Pat Mooney: Well, it’s incredibly powerful and it’s incredibly dangerous. It may not work. It probably won’t work particularly well. It may work kind of half, you know, well. It may work some of the time. But, we think it’s creating life forms that we’ve never seen before. It makes again standards sort of geneticall modified organisms (GMOs) look like child play. They’re building things we can’t even imagine. Last year for example, scientist of Cambridge University discovered that they could trick, using synthetic biology, they could convince the cell to not build 20 amino acids which is the basis for all the living materials, but to build 276 amino acids. Imagine, I mean, the difference between life made of 20 amino acids and a life made of 276 amino acids means that you could have more biological diversity in a test shoe than you would have in all of the Amazon. And an unnatural biological diversity the world hasn’t seen before. Well, what do we do with those life forms? What if they’re released into the environment? Everything always escapes in the lab into the environment. What happens when this starts? Last year we also learn through synthetic biology that it’s possible not just to build a life form, but to actually build for the first time ever, an artificial self-replicating life form. When we will keep on multiplying and mutating afterwards. And again: The power of that technology as sloppy as it may turn out to be or as ineffective as it sometimes turn out to be is something we’ve never seen before in the planet.
David Goessmann: Who is financing these sorts of science?

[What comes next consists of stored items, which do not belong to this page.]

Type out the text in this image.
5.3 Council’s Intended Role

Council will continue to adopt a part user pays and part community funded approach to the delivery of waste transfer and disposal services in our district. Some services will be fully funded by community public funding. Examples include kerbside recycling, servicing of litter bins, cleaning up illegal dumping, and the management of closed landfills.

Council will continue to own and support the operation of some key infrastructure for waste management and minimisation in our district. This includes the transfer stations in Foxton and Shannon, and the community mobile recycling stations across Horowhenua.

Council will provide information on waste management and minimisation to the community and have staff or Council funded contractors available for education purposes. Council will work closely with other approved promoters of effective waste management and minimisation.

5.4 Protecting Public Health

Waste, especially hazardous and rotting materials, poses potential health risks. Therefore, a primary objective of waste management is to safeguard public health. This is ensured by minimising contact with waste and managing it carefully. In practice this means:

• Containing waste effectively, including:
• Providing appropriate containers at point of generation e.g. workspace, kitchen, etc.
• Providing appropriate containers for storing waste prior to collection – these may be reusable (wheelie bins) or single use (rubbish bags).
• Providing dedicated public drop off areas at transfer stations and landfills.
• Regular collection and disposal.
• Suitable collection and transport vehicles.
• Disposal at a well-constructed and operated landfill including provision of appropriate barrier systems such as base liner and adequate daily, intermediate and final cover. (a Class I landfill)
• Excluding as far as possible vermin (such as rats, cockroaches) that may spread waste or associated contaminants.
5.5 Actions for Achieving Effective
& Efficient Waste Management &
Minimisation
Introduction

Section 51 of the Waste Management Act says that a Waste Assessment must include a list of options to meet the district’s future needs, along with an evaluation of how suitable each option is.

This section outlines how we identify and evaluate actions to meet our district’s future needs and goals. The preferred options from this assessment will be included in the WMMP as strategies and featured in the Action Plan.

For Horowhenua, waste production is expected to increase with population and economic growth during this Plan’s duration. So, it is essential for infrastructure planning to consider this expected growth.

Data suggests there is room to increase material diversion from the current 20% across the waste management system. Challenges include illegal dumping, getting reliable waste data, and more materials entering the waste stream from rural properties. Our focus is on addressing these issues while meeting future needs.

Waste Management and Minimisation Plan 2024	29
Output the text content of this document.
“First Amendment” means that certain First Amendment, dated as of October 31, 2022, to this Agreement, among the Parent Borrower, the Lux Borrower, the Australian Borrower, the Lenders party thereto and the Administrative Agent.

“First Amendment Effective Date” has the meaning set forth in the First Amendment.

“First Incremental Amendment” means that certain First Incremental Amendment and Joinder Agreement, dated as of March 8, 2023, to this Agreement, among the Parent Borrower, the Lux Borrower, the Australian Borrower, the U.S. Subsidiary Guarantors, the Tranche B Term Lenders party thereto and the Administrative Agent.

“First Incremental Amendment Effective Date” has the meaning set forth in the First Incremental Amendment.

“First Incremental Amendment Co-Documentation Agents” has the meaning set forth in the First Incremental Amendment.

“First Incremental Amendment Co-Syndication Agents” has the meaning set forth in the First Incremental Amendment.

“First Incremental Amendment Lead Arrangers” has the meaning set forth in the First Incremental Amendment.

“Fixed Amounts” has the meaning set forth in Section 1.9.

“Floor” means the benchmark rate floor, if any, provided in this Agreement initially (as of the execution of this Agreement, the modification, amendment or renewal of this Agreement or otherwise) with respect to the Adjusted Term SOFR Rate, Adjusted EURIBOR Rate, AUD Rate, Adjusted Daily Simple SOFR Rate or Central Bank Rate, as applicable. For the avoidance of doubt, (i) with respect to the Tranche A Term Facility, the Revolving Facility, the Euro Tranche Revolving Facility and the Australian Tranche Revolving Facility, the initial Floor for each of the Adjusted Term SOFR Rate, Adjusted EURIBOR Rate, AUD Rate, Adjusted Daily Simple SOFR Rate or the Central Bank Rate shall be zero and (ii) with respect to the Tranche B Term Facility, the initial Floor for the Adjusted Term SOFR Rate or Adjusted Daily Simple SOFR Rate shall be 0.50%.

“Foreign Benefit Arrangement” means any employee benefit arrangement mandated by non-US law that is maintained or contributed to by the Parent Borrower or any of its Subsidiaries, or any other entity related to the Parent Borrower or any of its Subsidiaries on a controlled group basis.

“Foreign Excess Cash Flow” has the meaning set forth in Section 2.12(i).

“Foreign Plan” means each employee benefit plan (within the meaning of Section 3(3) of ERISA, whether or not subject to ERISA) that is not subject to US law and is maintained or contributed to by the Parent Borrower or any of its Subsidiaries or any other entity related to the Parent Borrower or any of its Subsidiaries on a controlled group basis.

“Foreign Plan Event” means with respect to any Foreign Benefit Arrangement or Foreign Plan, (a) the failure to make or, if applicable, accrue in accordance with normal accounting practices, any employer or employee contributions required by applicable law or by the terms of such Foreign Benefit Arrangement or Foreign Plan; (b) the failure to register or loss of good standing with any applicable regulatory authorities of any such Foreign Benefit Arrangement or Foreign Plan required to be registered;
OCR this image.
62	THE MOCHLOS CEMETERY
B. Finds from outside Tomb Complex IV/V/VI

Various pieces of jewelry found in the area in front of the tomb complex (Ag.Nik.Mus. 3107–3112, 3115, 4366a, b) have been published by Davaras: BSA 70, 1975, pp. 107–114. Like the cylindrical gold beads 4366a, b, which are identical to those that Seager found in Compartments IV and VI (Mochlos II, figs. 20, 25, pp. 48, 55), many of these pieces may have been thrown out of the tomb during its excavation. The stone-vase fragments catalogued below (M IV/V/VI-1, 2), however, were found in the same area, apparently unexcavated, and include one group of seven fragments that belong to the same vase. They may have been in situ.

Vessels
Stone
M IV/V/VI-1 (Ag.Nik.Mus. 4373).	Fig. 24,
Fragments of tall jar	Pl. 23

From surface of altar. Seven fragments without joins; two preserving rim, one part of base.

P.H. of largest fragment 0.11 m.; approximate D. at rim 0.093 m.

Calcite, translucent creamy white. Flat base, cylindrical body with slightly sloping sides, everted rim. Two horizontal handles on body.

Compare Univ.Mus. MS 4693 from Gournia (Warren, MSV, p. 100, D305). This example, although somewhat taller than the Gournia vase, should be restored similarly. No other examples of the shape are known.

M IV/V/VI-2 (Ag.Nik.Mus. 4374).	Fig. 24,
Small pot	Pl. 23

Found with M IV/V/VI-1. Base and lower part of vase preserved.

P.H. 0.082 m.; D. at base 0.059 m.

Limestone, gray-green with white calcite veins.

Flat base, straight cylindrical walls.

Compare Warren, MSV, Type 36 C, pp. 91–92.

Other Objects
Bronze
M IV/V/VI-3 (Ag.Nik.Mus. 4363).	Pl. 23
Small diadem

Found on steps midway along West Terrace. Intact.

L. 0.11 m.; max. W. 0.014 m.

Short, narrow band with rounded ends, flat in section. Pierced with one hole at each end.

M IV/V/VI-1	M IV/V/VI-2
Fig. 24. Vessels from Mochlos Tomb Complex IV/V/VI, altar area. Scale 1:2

Pat Mooney: The same wonderful folks that bothers climate change in the first place, who geo engineered our planet into the crisis that we’re in. It’s BP, and EXXON Mobil, and it’s Shell, and it’s the big plastics chemical companies, Dupont and Monsanto and BASF. Well all the ones that are taking a lead in this research. And it’s our governments, its huge investments coming from US-department of energy, huge investments from the US-department of agriculture, from the British government and so on as well.
Fabian Scheidler: What is meant by the term geo engineering and what are the dangers of this?
Pat Mooney: It’s an interesting term, isn’t it? Because to me, we thought it was being proposed which is to restructure the circles of the oceans, to restructure the stratosphere to block sunlight, for example. We thought, my god, that’s geo engineering. And we thought that’s the most derogatory term we could think of, geo engineering the planet. We find that the scientists who were doing this work they call it geo engineering as well. They think it’s a good thing; we think it’s a terrible thing. They say of course that they prove a principal, that human beings can geo engineering the planet is before us. We had climate change, industry again, the BPs and the Duponts of the world have geo engineered the planet into this crisis. So they were saying: don’t worry folks, we’ll take care of it, we’ll geo engineer you out of the crisis again. And the two brought tools they were talking about to do that are one that you can again change the biological surface of the ocean so it will absorb greenhouse gases, and then sink them to the bottom of the ocean to get them out of the way. Or you can block sunlight, do a variety of different methods of blasting sulfate into the stratosphere for example; you can block the sunlight so you can lower temperatures and probably at the same time lower methane emissions as well in the arctic areas. Which would again buy time for us to perhaps another solution down the road. The danger of that is probably obvious, but the most amazing thing to me is that we don’t know enough about our planet, we don’t know enough about how the planetary systems work. To suggest that we can play god with the oceans, or play god with the sky, and do it in a way which is, in any remote way, safe, any remote way equitable to the poor world. It will not happen.